Have we already touched upon the fact that I am living a cliche?
Empty(ish) nest mother fawns over new dog as if it is a child?
All across the land college announcements are followed by “look at our new puppy!” announcements as families try to find something to fill the gap when kids go and grow up on us.
As a mother, it is nice to have someone new that relies on you for food and bedding and needs you to pick up toys and clean up messes after all.
Our smallest dog, Jackson, is my supreme baby.
Our actual human children will tell you that “Jack can do no wrong in mom’s eyes.” They really aren’t far off.
With human children, I expect accountability, life lessons, and maturity. With this tiny dog, I’m fairly confident he will never be self-supporting so I feel comfortable letting him be pretty spoiled.
Our new “baby” is actually 3 years old. He is 9 pounds, 8 ounces, 18-inches long. He sports thick curls the color of caramel and soulful brown eyes.
He’s quiet. Not much of a crier and he sleeps a lot.
His food whims are legendary. I have spent hours trying to coax this tiny tyrant to eat.
I’ve got loaves of bread bigger than this dog. He can’t afford to drop any weight.
I’ve been known to sit on the floor begging, “You used to eat trash! Just eat this expensive food!”
I spent at least a week despairing of him ever eating as bowl after bowl went untouched, only to catch him sashaying away from the cat’s corner of the pantry with the satisfied look of a dog who had just eaten his fill of prescription cat food.

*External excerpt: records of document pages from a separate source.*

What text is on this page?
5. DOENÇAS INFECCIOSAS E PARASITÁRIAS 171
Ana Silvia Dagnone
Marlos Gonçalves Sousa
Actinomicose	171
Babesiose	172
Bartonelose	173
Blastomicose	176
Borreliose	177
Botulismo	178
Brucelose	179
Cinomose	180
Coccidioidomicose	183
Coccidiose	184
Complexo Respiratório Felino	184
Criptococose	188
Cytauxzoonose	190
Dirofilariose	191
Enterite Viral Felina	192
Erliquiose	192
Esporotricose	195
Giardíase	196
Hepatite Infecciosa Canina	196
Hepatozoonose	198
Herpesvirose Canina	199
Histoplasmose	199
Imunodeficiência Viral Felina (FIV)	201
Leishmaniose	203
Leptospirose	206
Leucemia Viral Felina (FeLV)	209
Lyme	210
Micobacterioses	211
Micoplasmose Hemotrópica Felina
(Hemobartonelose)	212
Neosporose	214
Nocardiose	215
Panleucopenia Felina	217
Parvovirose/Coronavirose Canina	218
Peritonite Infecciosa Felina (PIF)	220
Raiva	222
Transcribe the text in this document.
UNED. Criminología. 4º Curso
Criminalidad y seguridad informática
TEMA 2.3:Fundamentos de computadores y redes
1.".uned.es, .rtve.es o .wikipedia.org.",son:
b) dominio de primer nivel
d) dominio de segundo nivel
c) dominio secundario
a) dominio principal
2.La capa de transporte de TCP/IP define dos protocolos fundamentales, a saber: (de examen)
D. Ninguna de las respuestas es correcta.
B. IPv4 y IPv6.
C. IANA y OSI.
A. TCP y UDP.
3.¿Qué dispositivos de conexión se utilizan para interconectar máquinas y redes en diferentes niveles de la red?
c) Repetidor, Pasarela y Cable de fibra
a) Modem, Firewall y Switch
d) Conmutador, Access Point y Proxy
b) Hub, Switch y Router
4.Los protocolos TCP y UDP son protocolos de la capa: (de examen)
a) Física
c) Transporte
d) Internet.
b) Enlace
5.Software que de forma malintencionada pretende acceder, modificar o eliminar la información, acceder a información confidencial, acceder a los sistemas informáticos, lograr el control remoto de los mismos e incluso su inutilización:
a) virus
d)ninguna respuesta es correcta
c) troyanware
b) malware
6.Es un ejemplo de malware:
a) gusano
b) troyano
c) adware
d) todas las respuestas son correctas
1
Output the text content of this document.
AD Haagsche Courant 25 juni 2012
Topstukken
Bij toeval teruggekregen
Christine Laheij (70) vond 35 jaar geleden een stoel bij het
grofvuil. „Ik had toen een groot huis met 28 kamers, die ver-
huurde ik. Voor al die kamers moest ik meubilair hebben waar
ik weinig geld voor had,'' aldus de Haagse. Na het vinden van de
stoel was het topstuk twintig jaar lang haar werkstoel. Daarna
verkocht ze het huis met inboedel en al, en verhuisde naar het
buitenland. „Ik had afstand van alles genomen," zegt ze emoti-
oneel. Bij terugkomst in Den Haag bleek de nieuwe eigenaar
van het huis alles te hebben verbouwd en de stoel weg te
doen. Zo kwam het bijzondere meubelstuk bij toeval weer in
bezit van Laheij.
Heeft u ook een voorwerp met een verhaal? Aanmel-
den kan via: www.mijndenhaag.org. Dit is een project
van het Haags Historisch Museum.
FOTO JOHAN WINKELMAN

This dog owns me. Worse, after priding myself on never raising a picky eater, I have one now.
Jack doesn’t like chicken flavor or any food too hard or too large. His “sister” Nova is allergic to grain.
This combination means that I have created a spreadsheet of the different food combinations we have tried — and rejected.
As I was lamenting how deeply I had fallen down the “obsessive dog mom” rabbit hole, BoyWonder sought to reassure me.
“I had food reactions as a kid too, didn’t I mom? I’m sure you kept a spreadsheet for me.” Sure I did. Keep telling yourself that kid.
I have learned that much like the time spent rocking a new baby, the time of a new dog is equally soothing.
Jackson is a very snuggly dog and as such is prone to lots of impromptu napping. It is so nice to have a reason to just relax and…do nothing.
With a dog, I have a built-in excuse. “I can’t move the dog.”
Like children, the dogs have also come to expect that car rides end in treats. It feels almost wrong to admit how much these dogs love the Dairy Queen.
It is so right that each time we go I am tickled anew that despite my ordering “Pup Cups” they are always given spoons.
To work off these treats we take walks now. These dogs are just too small to be unleashed on acreage and told to “come back by dark.”
They need constant protection against coyotes, hawks, and particularly buff squirrels. Jackson loves to walk in town.
Country dog goes to the big city is his jam. He pees on all the things and I think that makes them his?
So far he’s claimed all the churches, half the park, and the south side of West Park Avenue. I do think he’s a Christian dog.
We went for a walk around Christmas time. (You should see his little coat. It’s precious.)
Dutifully, Jackson pooped on the lawn of the Methodist Church and then Grace Church immediately after. Guess he didn’t want to play favorites?
Imagine me, an embarrassed dog mom, bagging that up while apologizing to the nativity figures that I’m sorry the baby Jesus had to see that.
Don’t let his teddy bear fluff fool you. He can do some real damage to his Yellow Dog stuffed toy.
It’s about 3-inches long and he carries it around everywhere. I now have the entire family on Yellow Dog watch.
We even have a backup Yellow Dog in addition to our backups for the backup (they are pink and green). He loves Yellow Dog and keeps track of him all day.
Provided Yellow Dog doesn’t slide too far under the couch and he can’t reach it. Then he needs a little help.
Clearly, he is a fierce warrior beast who also happens to be a mama’s boy.
Look, I raised my human son to be strong and capable and strike out on his own.
At least let me have the spoiled rotten dog.